Armageddon Summer
- First edition, 1998
- Author: Jane Yolen & Bruce Coville
- Language: English
- Genre: Young adult novel
- Publisher: Harcourt
- Publication date: 15 September 1998
- Publication place: United States
- Media type: Print (Hardback & Paperback)
- Pages: 272 pp (first edition, hardback)
- ISBN: 0-15-201767-4

= Armageddon Summer =

1998 young adult novel by Jane Yolen and Bruce Coville

Armageddon Summer is a 1998 young adult novel by Jane Yolen and Bruce Coville.

==Plot==
Marina and Jed are both teenagers whose parents have joined a millennialist movement whose members call themselves "The Believers". When the cult's leader, Reverend Beelson, proclaims that the world will end on July 27, 2000 and only 144 of the faithful can go to the top of Mount Weeupcut in Massachusetts and be safe from the fiery wrath of God that will rain on all nonbelievers below, Marina is taken by her mother with her six siblings (with her father left to be "fried") and Jed comes with his father (with his sister Alice refusing to come with) to the mountaintop compound. With both parents distant and distracted, and the rest of the cultists preparing for Armageddon, Marina and Jed meet and fall in love.

Neither Marina nor Jed firmly believes that the world is going to end, though Marina finds comfort in the religion while she mourns for her left behind father. As the date of Armageddon grows nearer, none of the 144 Believers in the camp is allowed to leave, while a group of distressed relatives and Believers who missed the 144-person cutoff and want to be saved (known as "LMCs" - Last Minute Christians) grows outside the camp. Police are stationed outside to monitor the situation. As the story progresses, Jed comes to hate and fear "The Believers" for not allowing family members to visit members and the stockpile of weapons he discovers.

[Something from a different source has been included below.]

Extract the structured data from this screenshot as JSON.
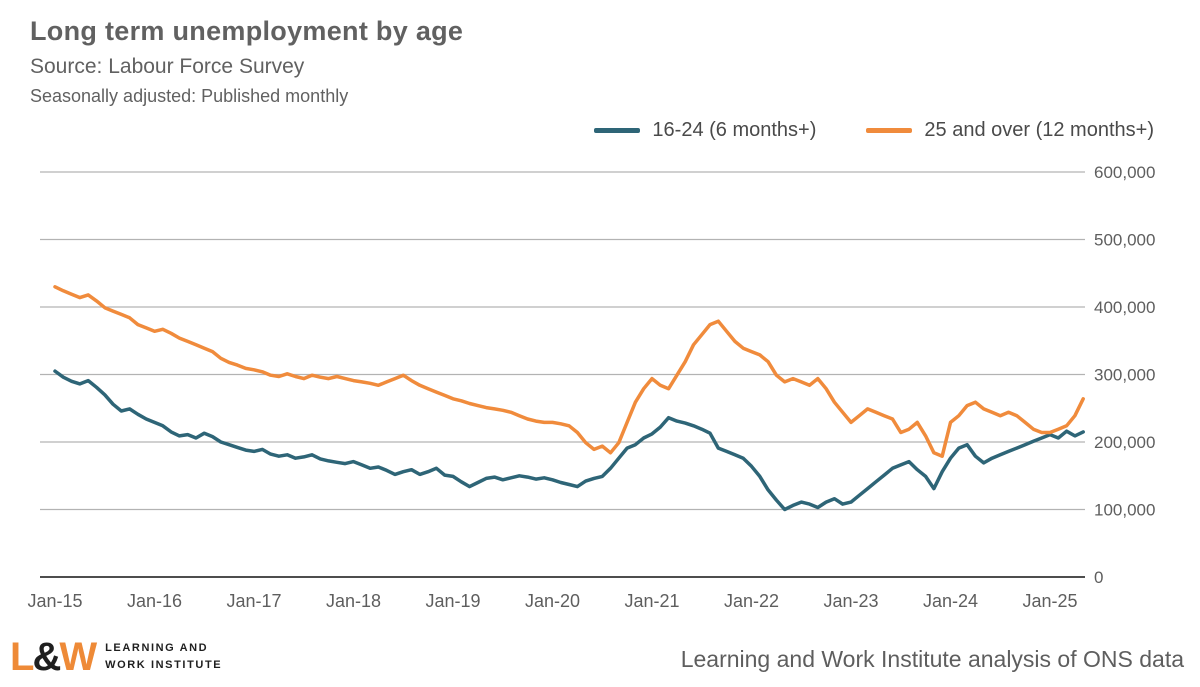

On the morning of Armageddon, Reverend Beelson hands out white robes to symbolise the members of the cult being angels. The entire compound gathers in the main hall, with Beelson preaching to the crowd, as armed men guard the doors. Suddenly, the door bursts open and a horde of the LMCs rush in. Chaos erupts. Jed's father shoots a woman who is attacking Jed, who flees outside to get help. After discovering the murdered police and their shot-out radios outside the broken-down compound gates, Jed uses his laptop (snuck in under a technology ban in the camp). Marina, meanwhile, gathers and rescues all the children she can find.

At the end of the story, it is revealed that 20 people out of 144 were killed (including Reverend Beelson and Jed's father), along with numerous LMCs and police officers. There is a close symbolism between the Armageddon that Beelson promises and the Armageddon that the believers experience.

==Style==
The concept of the novel was originally Yolen's idea and she later asked Bruce Coville to co-write the story. The book is written with the viewpoints of Jed and Marina alternating every chapter. Coville wrote the chapters from Jed's perspective, and Yolen wrote the chapters from Marina's perspective. There are also occasional excerpts from Reverend Beelson's sermons, police transcripts, and FBI memos interspersed throughout the book for exposition.